SQL count and sum

4

I have 6 SQL codes and all search the same table, it looks like this:

+-----+-----+-----+
|  A  |  B  |  C  |
+-----+-----+-----+
|  1  |  1  |  1  |
+-----+-----+-----+
|  2  |  1  |  5  |
+-----+-----+-----+
|  3  |  2  |  3  |
+-----+-----+-----+
|  4  |  1  |  1  |
+-----+-----+-----+
|  5  |  1  |  4  |
+-----+-----+-----+
|  6  |  1  |  5  |
+-----+-----+-----+
|  7  |  9  |  1  |
+-----+-----+-----+
|  8  |  3  |  1  |
+-----+-----+-----+

And the codes are these:

SELECT COUNT(*) as total, SUM(C) as soma FROM tabela WHERE B = 1;
SELECT COUNT(*) as total1 FROM tabela WHERE B = 1 AND C = 1;
SELECT COUNT(*) as total2 FROM tabela WHERE B = 1 AND C = 2;
SELECT COUNT(*) as total3 FROM tabela WHERE B = 1 AND C = 3;
SELECT COUNT(*) as total4 FROM tabela WHERE B = 1 AND C = 4;
SELECT COUNT(*) as total5 FROM tabela WHERE B = 1 AND C = 5;

The values returned are as follows:

total = 4
total1 = 2
total2 = 0
total3 = 0
total4 = 1
total5 = 2
soma = 16

Everything works perfectly, but would need everything to return in the same query, is it possible?

The intention is to count how many rows in the table, whose column B is equal to a value, then return in "total" and sum all the values in column C and return in "sum", but need to return it the number of times a value is repeated in the search.

    
asked by anonymous 27.06.2016 / 18:35

1 answer

6

What you need is something like this:

select 
count(*) total,
sum(c) soma,
sum(case when C = 1 THEN 1 ELSE 0 END) Tot1,
sum(case when C = 2 THEN 1 ELSE 0 END) Tot2,
sum(case when C = 3 THEN 1 ELSE 0 END) Tot3
from tabela
where B = 1

Projections in sum(case when CONDICAO THEN 1 ELSE 0 END) format are very useful for this type of scenario. In CONDICAO you must put something that evaluates to True or False.
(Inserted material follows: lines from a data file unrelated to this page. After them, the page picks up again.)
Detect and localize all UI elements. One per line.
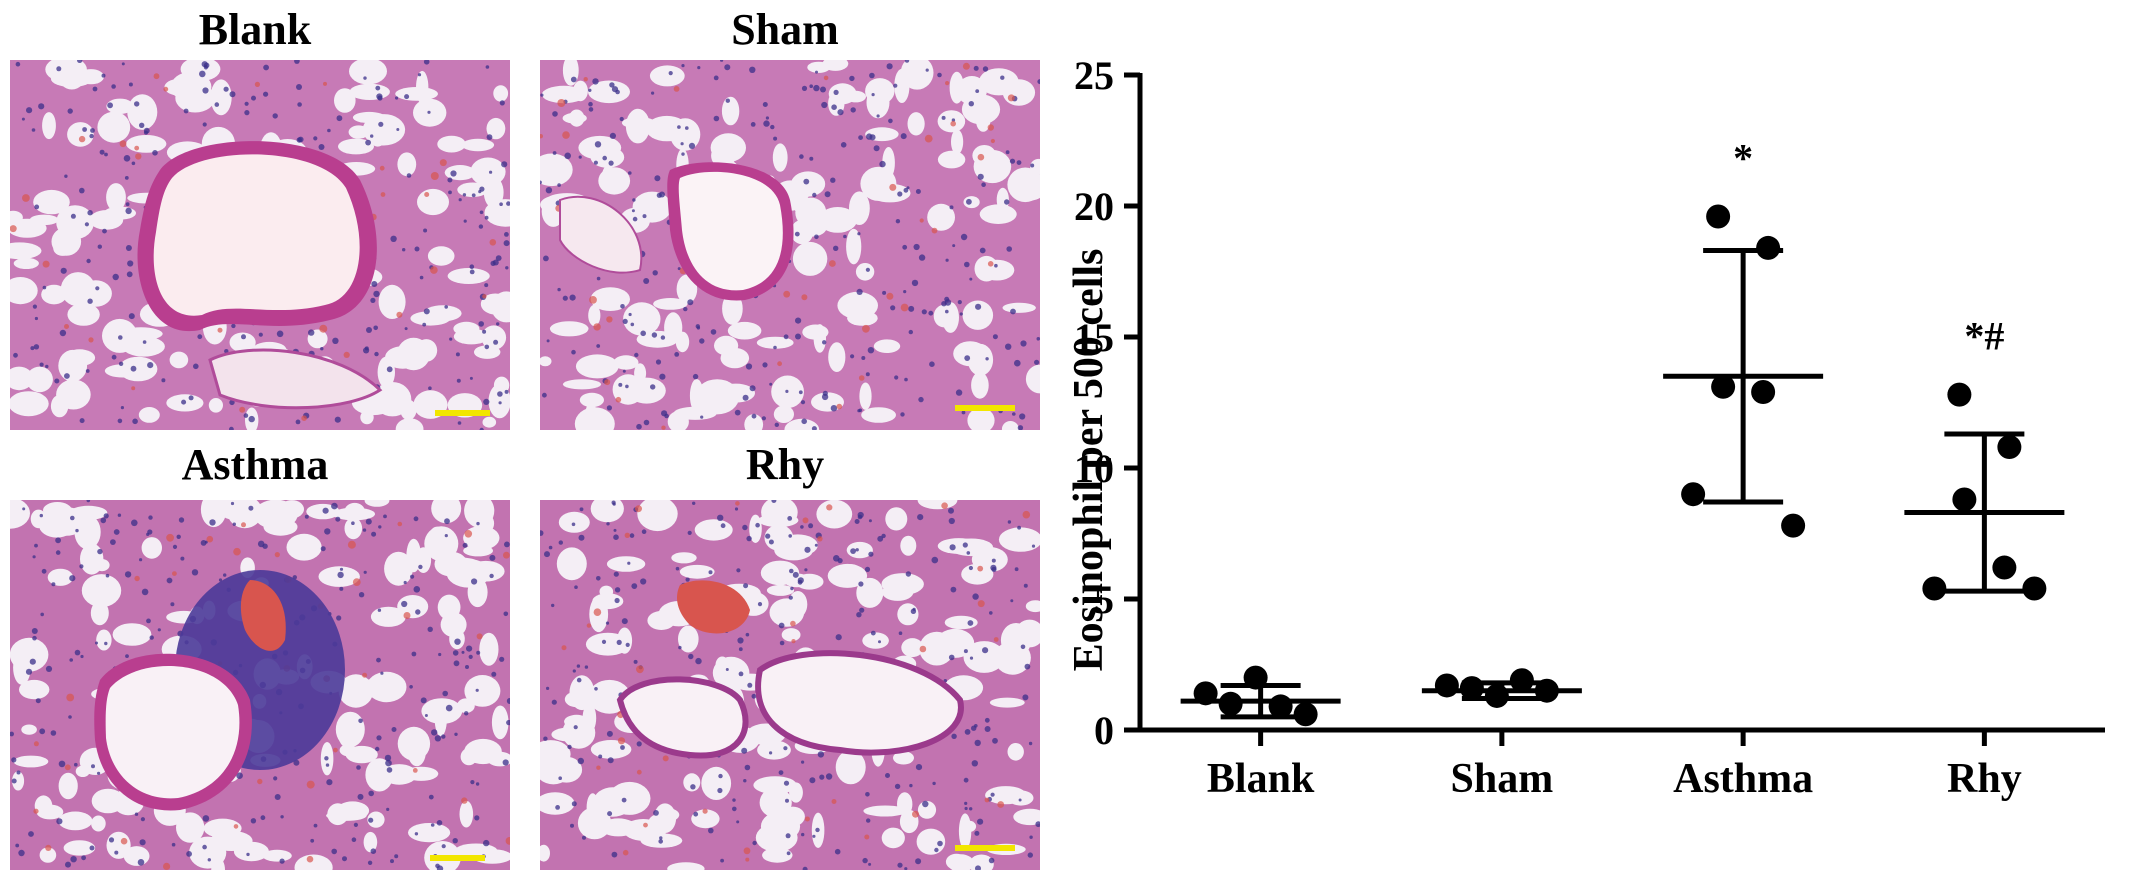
y-tick-label: 0 xyxy=(1094,708,1114,753)
chart-axes: 0 5 10 15 20 25 Blank Sham Asthma Rhy xyxy=(1074,53,2105,802)
panel-title-blank: Blank xyxy=(198,5,312,54)
data-point xyxy=(1922,576,1947,601)
data-point xyxy=(1997,435,2022,460)
micrograph-asthma xyxy=(10,500,510,870)
micrograph-blank xyxy=(10,60,510,430)
data-point xyxy=(1268,694,1293,719)
eosinophil-scatter-chart: 0 5 10 15 20 25 Blank Sham Asthma Rhy * *# Eosinop… xyxy=(1066,53,2105,802)
significance-annotation: *# xyxy=(1964,314,2004,359)
x-tick-label: Blank xyxy=(1207,756,1315,802)
data-point xyxy=(1193,681,1218,706)
data-point xyxy=(1756,235,1781,260)
group-blank xyxy=(1180,665,1341,727)
data-point xyxy=(1751,380,1776,405)
data-point xyxy=(1459,676,1484,701)
group-rhy: *# xyxy=(1904,314,2065,601)
significance-annotation: * xyxy=(1733,135,1753,180)
panel-title-rhy: Rhy xyxy=(745,440,825,489)
data-point xyxy=(2022,576,2047,601)
data-point xyxy=(1711,374,1736,399)
panel-title-asthma: Asthma xyxy=(181,440,329,489)
data-point xyxy=(1947,382,1972,407)
micrograph-rhy xyxy=(540,500,1040,870)
group-sham xyxy=(1421,668,1582,708)
panel-title-sham: Sham xyxy=(731,5,839,54)
data-point xyxy=(1706,204,1731,229)
data-point xyxy=(1681,482,1706,507)
micrograph-blank-svg xyxy=(10,60,510,430)
y-tick-label: 5 xyxy=(1094,577,1114,622)
data-point xyxy=(1992,555,2017,580)
data-point xyxy=(1484,683,1509,708)
data-point xyxy=(1534,678,1559,703)
y-tick-label: 10 xyxy=(1074,446,1114,491)
y-tick-label: 25 xyxy=(1074,53,1114,98)
data-point xyxy=(1952,487,1977,512)
x-tick-label: Sham xyxy=(1451,756,1554,802)
micrograph-sham-svg xyxy=(540,60,1040,430)
micrograph-rhy-svg xyxy=(540,500,1040,870)
chart-marks: * *# xyxy=(1180,135,2065,727)
data-point xyxy=(1434,673,1459,698)
group-asthma: * xyxy=(1663,135,1824,538)
data-point xyxy=(1781,513,1806,538)
data-point xyxy=(1218,691,1243,716)
micrograph-asthma-svg xyxy=(10,500,510,870)
y-tick-label: 15 xyxy=(1074,315,1114,360)
y-tick-label: 20 xyxy=(1074,184,1114,229)
y-axis-label: Eosinophil per 500 cells xyxy=(1066,249,1112,672)
data-point xyxy=(1293,702,1318,727)
x-tick-label: Asthma xyxy=(1673,756,1813,802)
data-point xyxy=(1509,668,1534,693)
x-tick-label: Rhy xyxy=(1947,756,2022,802)
data-point xyxy=(1243,665,1268,690)
micrograph-sham xyxy=(540,60,1040,430)
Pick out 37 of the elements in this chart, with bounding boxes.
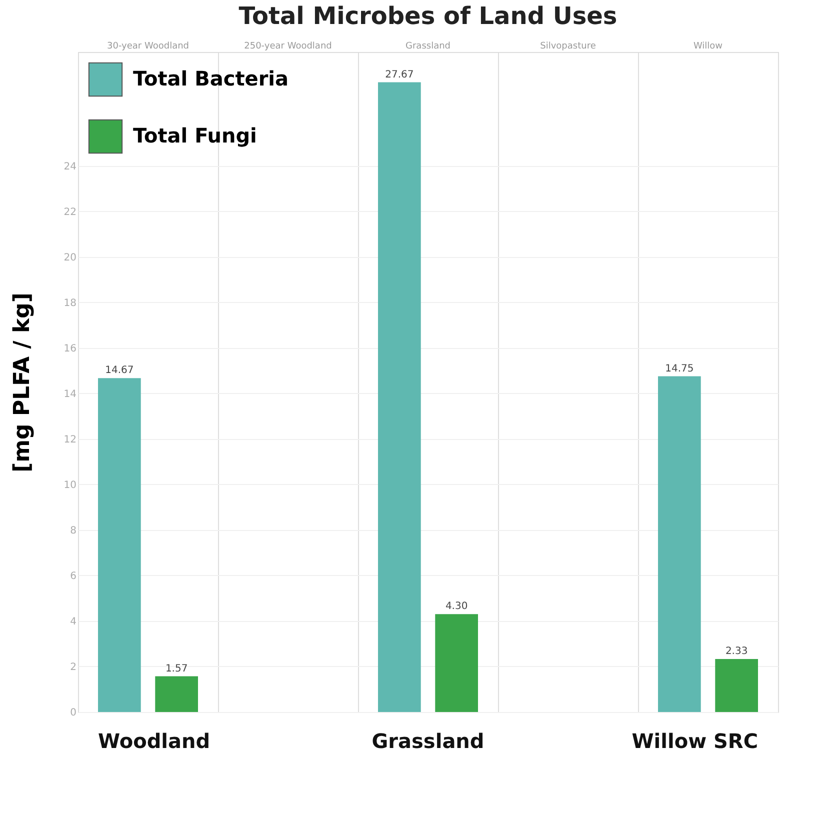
y-tick-label: 20	[64, 252, 76, 264]
y-tick-label: 10	[64, 480, 76, 491]
bar	[658, 376, 701, 712]
y-tick-label: 2	[70, 662, 76, 673]
bar	[378, 82, 421, 712]
y-tick-label: 4	[70, 616, 76, 628]
y-axis-title: [mg PLFA / kg]	[10, 292, 35, 472]
data-label: 14.67	[105, 365, 134, 376]
bar	[715, 658, 758, 712]
data-label: 4.30	[445, 601, 468, 612]
data-label: 27.67	[385, 69, 414, 80]
x-tick-label: Silvopasture	[540, 42, 596, 52]
y-tick-label: 0	[70, 708, 76, 718]
y-tick-label: 8	[70, 525, 76, 536]
chart-title: Total Microbes of Land Uses	[238, 2, 618, 30]
y-tick-label: 14	[64, 388, 76, 400]
text: Woodland	[98, 729, 210, 753]
y-tick-label: 22	[64, 206, 76, 218]
x-tick-label: 30-year Woodland	[106, 42, 190, 52]
bar	[155, 676, 198, 712]
text: Grassland	[372, 729, 484, 753]
legend-label: Total Bacteria	[133, 66, 289, 90]
data-label: 14.75	[665, 363, 694, 374]
x-tick-label: Willow	[693, 42, 723, 52]
text: Willow SRC	[632, 729, 758, 753]
y-tick-label: 16	[64, 343, 76, 354]
x-tick-label: 250-year Woodland	[244, 42, 332, 52]
data-label: 1.57	[165, 663, 188, 674]
legend-label: Total Fungi	[133, 124, 257, 148]
y-tick-label: 24	[64, 161, 76, 172]
y-tick-label: 12	[64, 434, 76, 446]
bar	[98, 378, 141, 712]
y-tick-label: 18	[64, 298, 76, 309]
bar	[435, 614, 478, 712]
data-label: 2.33	[725, 646, 748, 657]
x-tick-label: Grassland	[406, 42, 450, 52]
y-tick-label: 6	[70, 570, 76, 582]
In this case, you are testing C = 1, 2 or 3, but you could put C IN (1,2,3) , even combining with logical operators, example C = 1 AND B = 2 . Therefore, if the record being evaluated returns True, add 1, otherwise add 0 (which makes no difference in the sum). Anyway, it's a way to count the records using SUM and not COUNT (*).

    
27.06.2016 / 18:58